Villegas pointed to Kansas City, which has a similar business complex known as Subtropolis.

But to Oscar Sanchez, co-executive director of the Southeast Environmental Task Force, the Invert is another potential environmental and public health concern to the Southeast Side.

“It’s always our quality of life that’s questioned,” Sanchez said.

He’s concerned that the construction and industry will add to the community already deluged by industry. More recently, he pointed to the yearslong fight over a scrap metal shredder, General Iron. Federal officials slammed the city for violating the civil rights of Black and Latino Chicagoans by allowing the operation to move from the North Side to the Southeast Side in 2022.

The Invert entails an underground 6-million-square-foot, two-story commercial space on a site at 11118 S. Buffalo Ave.
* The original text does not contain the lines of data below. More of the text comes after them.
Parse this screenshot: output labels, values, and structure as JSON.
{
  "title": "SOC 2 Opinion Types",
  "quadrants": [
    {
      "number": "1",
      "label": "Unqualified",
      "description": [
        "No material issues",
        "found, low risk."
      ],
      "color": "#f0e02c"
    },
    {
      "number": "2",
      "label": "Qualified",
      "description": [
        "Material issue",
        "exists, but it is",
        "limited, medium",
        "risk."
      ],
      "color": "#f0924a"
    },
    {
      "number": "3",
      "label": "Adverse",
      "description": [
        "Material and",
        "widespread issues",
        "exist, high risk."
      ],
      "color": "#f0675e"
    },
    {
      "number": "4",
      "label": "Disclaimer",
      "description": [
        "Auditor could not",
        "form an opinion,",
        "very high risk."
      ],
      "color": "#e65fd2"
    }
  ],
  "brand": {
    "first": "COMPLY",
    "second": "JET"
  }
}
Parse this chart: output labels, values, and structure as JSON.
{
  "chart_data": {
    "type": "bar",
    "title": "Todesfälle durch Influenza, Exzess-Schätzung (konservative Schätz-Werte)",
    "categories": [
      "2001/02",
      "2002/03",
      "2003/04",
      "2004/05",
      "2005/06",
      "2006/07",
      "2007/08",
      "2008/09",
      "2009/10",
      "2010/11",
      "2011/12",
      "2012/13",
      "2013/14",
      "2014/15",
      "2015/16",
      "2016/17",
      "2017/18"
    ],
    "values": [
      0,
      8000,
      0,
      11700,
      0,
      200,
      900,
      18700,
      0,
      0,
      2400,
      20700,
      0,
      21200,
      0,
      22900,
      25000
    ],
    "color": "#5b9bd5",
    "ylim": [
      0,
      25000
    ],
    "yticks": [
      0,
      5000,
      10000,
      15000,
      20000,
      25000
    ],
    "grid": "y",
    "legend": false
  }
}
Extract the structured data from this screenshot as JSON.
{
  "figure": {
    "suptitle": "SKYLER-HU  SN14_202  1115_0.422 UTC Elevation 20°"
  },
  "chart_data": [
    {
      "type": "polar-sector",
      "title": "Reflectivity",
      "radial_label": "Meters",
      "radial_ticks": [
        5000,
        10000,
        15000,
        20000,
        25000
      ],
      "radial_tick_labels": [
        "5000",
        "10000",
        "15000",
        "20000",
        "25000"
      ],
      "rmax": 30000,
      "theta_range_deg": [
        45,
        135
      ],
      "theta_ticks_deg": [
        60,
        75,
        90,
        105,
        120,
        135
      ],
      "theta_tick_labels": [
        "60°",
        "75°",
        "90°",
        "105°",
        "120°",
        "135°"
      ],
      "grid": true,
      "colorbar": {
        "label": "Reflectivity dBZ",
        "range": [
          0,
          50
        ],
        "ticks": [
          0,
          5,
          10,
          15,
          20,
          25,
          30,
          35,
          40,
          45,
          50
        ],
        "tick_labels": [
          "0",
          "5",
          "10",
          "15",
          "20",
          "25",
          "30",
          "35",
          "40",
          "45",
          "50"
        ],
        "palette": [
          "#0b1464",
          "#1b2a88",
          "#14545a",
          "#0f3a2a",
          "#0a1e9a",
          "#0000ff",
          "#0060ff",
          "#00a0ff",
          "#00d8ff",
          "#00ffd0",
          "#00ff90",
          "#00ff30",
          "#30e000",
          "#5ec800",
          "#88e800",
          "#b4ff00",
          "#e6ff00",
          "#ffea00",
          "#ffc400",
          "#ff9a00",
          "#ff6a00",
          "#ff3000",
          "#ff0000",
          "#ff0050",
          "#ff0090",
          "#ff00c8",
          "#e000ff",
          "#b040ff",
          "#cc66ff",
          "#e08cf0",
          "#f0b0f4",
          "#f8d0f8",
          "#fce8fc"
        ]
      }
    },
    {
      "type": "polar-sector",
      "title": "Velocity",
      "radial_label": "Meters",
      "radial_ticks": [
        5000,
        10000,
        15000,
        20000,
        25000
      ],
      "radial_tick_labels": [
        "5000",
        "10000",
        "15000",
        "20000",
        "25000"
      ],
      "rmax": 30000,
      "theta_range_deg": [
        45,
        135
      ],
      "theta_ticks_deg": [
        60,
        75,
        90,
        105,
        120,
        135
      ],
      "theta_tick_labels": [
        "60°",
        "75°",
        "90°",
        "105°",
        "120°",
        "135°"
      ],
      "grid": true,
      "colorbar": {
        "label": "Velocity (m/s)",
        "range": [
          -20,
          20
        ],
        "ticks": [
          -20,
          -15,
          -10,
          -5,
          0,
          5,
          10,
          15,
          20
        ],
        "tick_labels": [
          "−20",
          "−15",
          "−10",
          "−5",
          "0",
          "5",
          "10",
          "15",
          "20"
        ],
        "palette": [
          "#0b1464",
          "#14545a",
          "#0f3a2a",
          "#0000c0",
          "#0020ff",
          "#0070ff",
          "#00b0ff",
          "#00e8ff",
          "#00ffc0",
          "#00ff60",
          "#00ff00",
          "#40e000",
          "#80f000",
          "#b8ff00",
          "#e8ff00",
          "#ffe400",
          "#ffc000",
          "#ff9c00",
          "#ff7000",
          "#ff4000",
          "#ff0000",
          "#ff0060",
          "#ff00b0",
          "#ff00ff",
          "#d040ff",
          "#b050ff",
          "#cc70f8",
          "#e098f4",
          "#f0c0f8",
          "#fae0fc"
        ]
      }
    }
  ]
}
The vision includes farming, laboratory science and medical storage. On top, developers are planning for parks, sports fields and solar panels.

The Invert’s FAQ page on its website says the project’s “interest in building subsurface is to create a unique, environmentally sustainable, and highly energy efficient space” and that if developers “were simply interested in obtaining the below-grade materials, there are many significantly less costly, less complicated and less time-consuming ways to go about that process.”